Rita Wang ’19, a philosophy major, said the department has room to improve, but added that the situation is not as dire as she has heard nonmajors portray it.
“I’ve always heard nonmajors describe philosophy as a white, male department, and we have some white males, but we also have a lot of people of color, queer people and queer women of color in the major,” Wang said. “There have definitely been times where I’ve been the only person of color in the room, but at the same time, the philosophy professors that I’ve had who specifically included race or gender in their syllabi have deeply changed how I view race or gender.”
Wang added that she thinks philosophy professors should be more aware of how they structure their syllabi, noting that philosophy written by women, queer people and philosophers of color is often relegated in departments to questions of “theory.”
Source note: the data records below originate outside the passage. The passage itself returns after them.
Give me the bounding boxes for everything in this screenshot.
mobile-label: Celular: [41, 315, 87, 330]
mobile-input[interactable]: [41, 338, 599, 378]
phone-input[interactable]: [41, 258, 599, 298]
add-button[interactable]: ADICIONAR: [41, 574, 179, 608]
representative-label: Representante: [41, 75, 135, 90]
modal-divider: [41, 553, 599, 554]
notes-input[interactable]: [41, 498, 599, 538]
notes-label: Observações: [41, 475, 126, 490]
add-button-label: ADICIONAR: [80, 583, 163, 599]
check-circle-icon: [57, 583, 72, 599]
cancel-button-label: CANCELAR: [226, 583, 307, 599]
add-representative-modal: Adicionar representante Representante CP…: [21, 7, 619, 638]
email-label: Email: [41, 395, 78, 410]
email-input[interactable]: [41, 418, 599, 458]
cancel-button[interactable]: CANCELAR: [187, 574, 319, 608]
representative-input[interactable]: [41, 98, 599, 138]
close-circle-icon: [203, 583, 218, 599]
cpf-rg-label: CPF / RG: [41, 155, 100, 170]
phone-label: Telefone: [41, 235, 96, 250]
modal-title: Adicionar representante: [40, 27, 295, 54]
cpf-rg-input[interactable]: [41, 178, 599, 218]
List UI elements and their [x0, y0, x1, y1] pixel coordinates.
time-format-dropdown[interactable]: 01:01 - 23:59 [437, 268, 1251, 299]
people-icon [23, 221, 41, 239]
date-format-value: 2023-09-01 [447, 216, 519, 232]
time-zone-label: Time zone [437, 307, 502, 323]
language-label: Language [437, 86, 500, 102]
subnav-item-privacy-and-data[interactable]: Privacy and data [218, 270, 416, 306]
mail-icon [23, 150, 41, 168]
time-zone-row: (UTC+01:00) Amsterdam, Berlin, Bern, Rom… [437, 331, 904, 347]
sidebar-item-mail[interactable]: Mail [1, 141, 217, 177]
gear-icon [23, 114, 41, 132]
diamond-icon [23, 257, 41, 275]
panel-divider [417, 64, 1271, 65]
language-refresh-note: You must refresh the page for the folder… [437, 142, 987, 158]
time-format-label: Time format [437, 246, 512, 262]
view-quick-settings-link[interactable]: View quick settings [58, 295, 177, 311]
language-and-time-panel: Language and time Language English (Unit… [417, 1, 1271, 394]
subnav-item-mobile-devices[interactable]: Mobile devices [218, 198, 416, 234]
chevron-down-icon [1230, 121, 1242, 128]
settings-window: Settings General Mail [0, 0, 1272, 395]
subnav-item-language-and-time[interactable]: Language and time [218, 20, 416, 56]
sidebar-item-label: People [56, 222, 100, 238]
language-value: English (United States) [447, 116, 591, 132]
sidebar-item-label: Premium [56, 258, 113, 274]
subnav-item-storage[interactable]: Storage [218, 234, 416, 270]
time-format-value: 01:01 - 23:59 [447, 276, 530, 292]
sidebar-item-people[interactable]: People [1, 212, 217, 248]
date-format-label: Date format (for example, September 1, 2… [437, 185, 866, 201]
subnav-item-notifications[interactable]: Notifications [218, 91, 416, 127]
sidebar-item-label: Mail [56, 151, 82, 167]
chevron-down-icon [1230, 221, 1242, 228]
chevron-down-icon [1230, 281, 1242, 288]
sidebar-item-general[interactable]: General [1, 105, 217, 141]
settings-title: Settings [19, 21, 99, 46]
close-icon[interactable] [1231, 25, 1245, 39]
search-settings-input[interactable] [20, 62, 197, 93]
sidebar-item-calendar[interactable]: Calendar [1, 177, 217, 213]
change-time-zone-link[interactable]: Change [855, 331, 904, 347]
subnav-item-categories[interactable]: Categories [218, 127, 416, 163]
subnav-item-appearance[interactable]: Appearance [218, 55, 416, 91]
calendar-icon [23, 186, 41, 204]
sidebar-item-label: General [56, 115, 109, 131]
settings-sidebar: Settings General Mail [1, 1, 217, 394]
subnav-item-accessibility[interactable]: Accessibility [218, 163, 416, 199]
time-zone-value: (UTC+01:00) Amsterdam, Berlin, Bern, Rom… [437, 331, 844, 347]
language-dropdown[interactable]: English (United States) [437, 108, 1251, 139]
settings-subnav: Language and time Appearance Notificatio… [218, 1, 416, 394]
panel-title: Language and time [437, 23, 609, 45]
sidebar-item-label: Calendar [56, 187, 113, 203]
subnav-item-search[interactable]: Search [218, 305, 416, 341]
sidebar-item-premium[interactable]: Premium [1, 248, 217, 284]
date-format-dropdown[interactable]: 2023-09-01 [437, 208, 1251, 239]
Still, she noted several classes that delved into questions of race and gender, such as a class on American philosophy that included the writings of Martin Luther King, Jr. and another course on G.W.F. Hegel that discussed his interpretation of the Haitian Revolution.
“I think syllabi are quicker fixes than hiring and retention, which are separate monsters in themselves,” Wang said, adding that she was disappointed to see Lebron leave Yale.
This year, new faculty members who have joined the department will teach courses that diversify the curriculum, Gendler said. Philosophy professor Robin Dembroff, who is genderqueer, is teaching a social ontology course next semester that focuses on questions surrounding social construction and the nature of social categories.
Demaree-Cotton of Minorities and Philosophy said philosophy is one of the worst humanities disciplines in terms of gender balance, with only about a fifth of American professors being women.
She added that efforts are ongoing at Yale, particularly through MAP, to discuss and alleviate these problems.
“One thing that I have found really encouraging at Yale is that I have been made to feel as if the graduate student community as a whole — including white men — truly cares about working together to create positive change,” Demaree-Cotton said. “This really makes a big difference. The importance of all students and faculty — not just minorities — taking an active interest in these issues should not be underestimated.”